And here’s the abstract as it appeared in print (Lovelace et al. 2005):

REVISED OSTEOLOGY OF SUPERSAURUS VIVIANAE

LOVELACE, David, HARTMAN, Scott, WAHL, William, Wyoming Dinosaur Center, Thermopolis, WY

A second, and more complete, associated specimen of Supersaurus vivianae (WDC-DMJ021) was discovered in the Morrison Formation of east-central Wyoming in a single sauropod locality. The skeleton provides a more complete picture of the osteology of S. vivianae, including a surprising number of apatosaurine characteristics. The caudals have heart shaped centra that lack a ventral longitudinal hollow, and the rectangular distal neural spines of the anterior caudals are mediolaterally expanded similar to Apatosaurus excelsus. The centra of the anterior caudals are procoelous as in other diplodocids, but the posterior ball is very weakly pronounced. The robusticity of the tibiae and fibulae are intermediate between Apatosaurus and diplodocines. The cervical vertebrae demonstrate classic diplodocine elongation with an elongation index ranging from 4 to 7.5. All 7 of the new cervicals have a centrum length that exceeds 1 meter. Mid-posterior cervicals are semicamellate at mid-centra near the pneumatic foramina. The dorsal vertebrae exhibit a high degree of elaboration on laminae, and extremely rugose pre and postspinal laminae. Costal elements are robust, with complex pneumatic innervations in the rib head. Although unknown in other diplodocids, early reports described pneumatic ribs in an A. excelsus; unfortunately the described specimen is unavailable.
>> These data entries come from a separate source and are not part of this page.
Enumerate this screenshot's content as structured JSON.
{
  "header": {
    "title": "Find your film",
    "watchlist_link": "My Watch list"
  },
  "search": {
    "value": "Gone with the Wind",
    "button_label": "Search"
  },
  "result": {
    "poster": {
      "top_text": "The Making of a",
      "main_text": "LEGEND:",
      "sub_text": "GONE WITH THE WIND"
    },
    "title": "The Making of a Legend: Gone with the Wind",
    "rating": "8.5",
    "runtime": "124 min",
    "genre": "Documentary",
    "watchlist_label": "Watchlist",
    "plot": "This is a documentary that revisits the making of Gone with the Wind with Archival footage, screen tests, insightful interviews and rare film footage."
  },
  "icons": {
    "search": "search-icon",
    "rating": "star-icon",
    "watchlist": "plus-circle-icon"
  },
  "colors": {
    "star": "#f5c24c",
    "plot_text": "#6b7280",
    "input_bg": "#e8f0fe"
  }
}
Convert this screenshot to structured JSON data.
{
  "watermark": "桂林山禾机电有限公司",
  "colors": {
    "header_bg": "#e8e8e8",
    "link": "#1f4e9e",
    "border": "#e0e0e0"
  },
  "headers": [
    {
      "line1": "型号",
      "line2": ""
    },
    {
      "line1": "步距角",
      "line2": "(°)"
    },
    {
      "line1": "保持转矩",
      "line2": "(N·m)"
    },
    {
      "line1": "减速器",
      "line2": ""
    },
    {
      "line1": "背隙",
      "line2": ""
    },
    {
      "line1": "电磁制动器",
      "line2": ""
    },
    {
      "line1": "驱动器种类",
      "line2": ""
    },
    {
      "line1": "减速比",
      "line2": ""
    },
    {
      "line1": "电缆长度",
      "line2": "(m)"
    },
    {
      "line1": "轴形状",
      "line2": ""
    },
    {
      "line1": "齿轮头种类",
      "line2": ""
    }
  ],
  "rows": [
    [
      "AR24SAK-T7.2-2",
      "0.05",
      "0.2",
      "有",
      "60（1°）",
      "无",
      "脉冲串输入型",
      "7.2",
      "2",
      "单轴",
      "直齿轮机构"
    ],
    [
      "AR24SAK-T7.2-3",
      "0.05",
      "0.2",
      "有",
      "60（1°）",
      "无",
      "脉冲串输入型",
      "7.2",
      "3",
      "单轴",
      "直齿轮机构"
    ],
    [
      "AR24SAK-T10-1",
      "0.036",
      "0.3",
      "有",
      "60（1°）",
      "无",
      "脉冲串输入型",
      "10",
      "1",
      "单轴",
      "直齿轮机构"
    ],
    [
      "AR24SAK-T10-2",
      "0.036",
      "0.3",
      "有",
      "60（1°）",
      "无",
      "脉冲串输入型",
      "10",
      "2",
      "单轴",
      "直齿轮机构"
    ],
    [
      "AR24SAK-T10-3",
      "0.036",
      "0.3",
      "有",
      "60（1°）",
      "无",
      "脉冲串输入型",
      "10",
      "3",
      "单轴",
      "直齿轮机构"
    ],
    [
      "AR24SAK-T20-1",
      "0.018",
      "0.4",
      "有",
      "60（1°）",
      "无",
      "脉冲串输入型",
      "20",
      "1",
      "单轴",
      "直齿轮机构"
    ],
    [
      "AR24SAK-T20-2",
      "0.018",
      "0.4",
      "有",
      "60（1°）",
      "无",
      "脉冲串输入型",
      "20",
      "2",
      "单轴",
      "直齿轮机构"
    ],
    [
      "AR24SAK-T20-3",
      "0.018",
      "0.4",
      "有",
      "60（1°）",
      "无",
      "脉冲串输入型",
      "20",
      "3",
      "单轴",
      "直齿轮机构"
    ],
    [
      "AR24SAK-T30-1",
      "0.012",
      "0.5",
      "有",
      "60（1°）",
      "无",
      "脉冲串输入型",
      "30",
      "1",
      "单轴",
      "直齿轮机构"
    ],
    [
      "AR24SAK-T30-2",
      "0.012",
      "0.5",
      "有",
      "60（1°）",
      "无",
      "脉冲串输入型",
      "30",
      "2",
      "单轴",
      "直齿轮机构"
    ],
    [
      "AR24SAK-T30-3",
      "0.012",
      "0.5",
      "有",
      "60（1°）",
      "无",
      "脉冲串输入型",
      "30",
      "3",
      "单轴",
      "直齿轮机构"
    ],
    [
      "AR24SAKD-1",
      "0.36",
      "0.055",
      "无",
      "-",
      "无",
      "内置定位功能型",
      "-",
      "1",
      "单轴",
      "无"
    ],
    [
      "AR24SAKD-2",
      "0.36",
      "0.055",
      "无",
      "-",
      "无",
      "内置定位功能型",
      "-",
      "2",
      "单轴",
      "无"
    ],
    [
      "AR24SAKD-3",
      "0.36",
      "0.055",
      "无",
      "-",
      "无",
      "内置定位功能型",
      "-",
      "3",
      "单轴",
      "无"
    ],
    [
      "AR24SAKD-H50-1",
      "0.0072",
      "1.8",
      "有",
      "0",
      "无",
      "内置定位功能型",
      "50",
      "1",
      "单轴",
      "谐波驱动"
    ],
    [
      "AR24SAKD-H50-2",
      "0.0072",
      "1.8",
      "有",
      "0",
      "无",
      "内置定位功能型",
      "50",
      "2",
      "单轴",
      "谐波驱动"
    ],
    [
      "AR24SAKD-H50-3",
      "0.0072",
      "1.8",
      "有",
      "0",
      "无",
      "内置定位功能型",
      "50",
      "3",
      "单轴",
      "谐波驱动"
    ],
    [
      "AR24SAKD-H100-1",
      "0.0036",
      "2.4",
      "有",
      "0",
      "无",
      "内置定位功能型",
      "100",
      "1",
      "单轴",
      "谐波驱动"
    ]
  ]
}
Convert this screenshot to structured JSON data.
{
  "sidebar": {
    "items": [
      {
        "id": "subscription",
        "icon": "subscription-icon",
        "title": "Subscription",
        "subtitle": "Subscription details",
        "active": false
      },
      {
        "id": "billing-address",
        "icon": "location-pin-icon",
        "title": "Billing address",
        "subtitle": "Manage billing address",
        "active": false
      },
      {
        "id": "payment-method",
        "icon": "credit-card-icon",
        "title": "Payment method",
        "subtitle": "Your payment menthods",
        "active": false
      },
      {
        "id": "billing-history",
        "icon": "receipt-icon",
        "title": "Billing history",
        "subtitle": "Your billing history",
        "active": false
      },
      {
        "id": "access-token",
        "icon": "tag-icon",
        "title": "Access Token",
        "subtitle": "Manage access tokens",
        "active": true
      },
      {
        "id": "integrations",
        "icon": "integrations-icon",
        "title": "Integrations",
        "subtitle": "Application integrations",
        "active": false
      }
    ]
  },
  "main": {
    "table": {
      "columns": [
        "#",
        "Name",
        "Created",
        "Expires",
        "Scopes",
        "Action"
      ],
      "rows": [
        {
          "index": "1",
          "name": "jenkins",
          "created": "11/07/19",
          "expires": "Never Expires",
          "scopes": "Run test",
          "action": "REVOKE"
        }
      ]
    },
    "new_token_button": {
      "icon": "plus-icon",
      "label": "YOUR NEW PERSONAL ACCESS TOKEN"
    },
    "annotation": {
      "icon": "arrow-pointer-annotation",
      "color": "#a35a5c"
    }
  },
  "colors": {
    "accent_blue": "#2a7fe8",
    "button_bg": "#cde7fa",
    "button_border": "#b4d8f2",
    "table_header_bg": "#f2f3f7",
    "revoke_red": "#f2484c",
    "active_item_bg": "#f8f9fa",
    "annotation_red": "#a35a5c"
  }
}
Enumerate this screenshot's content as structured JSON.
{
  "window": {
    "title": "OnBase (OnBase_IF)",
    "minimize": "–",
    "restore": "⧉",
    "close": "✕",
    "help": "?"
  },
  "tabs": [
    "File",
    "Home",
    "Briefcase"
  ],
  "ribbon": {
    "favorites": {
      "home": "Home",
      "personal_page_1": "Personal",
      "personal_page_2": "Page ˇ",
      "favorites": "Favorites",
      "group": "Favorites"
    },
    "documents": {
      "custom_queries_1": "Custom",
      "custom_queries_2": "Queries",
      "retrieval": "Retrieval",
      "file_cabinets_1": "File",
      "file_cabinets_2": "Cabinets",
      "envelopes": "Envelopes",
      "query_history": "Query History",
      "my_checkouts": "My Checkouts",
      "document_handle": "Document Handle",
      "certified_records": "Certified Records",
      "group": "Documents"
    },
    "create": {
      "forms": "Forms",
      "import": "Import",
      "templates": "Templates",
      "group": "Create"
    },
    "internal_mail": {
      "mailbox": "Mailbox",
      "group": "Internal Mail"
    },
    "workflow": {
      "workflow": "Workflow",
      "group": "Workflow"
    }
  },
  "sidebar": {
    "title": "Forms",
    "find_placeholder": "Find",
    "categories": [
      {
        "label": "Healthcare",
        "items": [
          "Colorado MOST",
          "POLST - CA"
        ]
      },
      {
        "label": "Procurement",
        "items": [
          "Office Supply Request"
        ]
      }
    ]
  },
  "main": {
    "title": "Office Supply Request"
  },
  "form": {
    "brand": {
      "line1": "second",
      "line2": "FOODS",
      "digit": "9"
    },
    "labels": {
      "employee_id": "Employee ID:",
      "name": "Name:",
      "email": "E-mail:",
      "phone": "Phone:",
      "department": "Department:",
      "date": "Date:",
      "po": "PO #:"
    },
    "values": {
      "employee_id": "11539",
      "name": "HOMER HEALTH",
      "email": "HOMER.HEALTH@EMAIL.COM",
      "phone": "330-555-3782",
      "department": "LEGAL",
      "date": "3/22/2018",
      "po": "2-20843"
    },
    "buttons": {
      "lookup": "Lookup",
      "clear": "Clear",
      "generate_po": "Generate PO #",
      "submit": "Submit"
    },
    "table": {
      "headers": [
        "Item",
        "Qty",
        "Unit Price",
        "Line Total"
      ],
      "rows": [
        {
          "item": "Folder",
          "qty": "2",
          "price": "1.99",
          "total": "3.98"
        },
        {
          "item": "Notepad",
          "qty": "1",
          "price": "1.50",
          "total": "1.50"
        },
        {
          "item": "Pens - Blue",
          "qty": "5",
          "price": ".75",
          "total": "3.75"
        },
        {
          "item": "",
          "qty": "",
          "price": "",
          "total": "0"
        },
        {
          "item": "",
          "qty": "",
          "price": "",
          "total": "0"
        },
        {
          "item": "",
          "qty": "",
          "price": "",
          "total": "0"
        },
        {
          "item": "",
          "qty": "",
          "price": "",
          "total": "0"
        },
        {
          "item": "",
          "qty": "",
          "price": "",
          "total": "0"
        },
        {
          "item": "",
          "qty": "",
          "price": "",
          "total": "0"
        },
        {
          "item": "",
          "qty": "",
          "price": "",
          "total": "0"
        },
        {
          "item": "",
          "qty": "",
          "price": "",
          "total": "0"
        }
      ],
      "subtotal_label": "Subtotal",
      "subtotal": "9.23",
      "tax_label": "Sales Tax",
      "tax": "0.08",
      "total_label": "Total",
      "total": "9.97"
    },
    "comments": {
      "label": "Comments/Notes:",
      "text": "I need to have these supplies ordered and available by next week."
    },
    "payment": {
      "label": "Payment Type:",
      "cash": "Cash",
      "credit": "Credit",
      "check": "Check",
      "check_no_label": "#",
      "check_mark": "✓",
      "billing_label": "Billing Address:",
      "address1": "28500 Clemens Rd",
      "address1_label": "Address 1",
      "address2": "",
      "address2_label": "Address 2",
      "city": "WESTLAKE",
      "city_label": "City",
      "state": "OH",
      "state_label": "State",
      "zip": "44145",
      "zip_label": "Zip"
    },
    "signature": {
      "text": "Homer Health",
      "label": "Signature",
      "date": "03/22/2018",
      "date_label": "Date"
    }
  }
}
Inclusion of lesser-known North American diplodocids such as Supersaurus, Seismosaurus and Suuwassea in phyolgenetic studies, may provide a framework for better understanding North American diplodocid evolution.

Many thanks to Dave and Scott for permission to share this important poster more widely. (Publish your posters, people! That option didn’t exist in 2005, but it does now!)

References

  • Lovelace, David M., Scott A. Hartman and William R. Wahl. 2005. Revised Osteology of Supersaurus vivanae (SVP poster). Journal of Vertebrate Paleontology 25(3):84A–85A.
  • Lovelace, David M., Scott A. Hartman and William R. Wahl. 2008. Morphology of a specimen of Supersaurus (Dinosauria, Sauropoda) from the Morrison Formation of Wyoming, and a re-evaluation of diplodocid phylogeny. Arquivos do Museu Nacional, Rio de Janeiro 65(4):527–544.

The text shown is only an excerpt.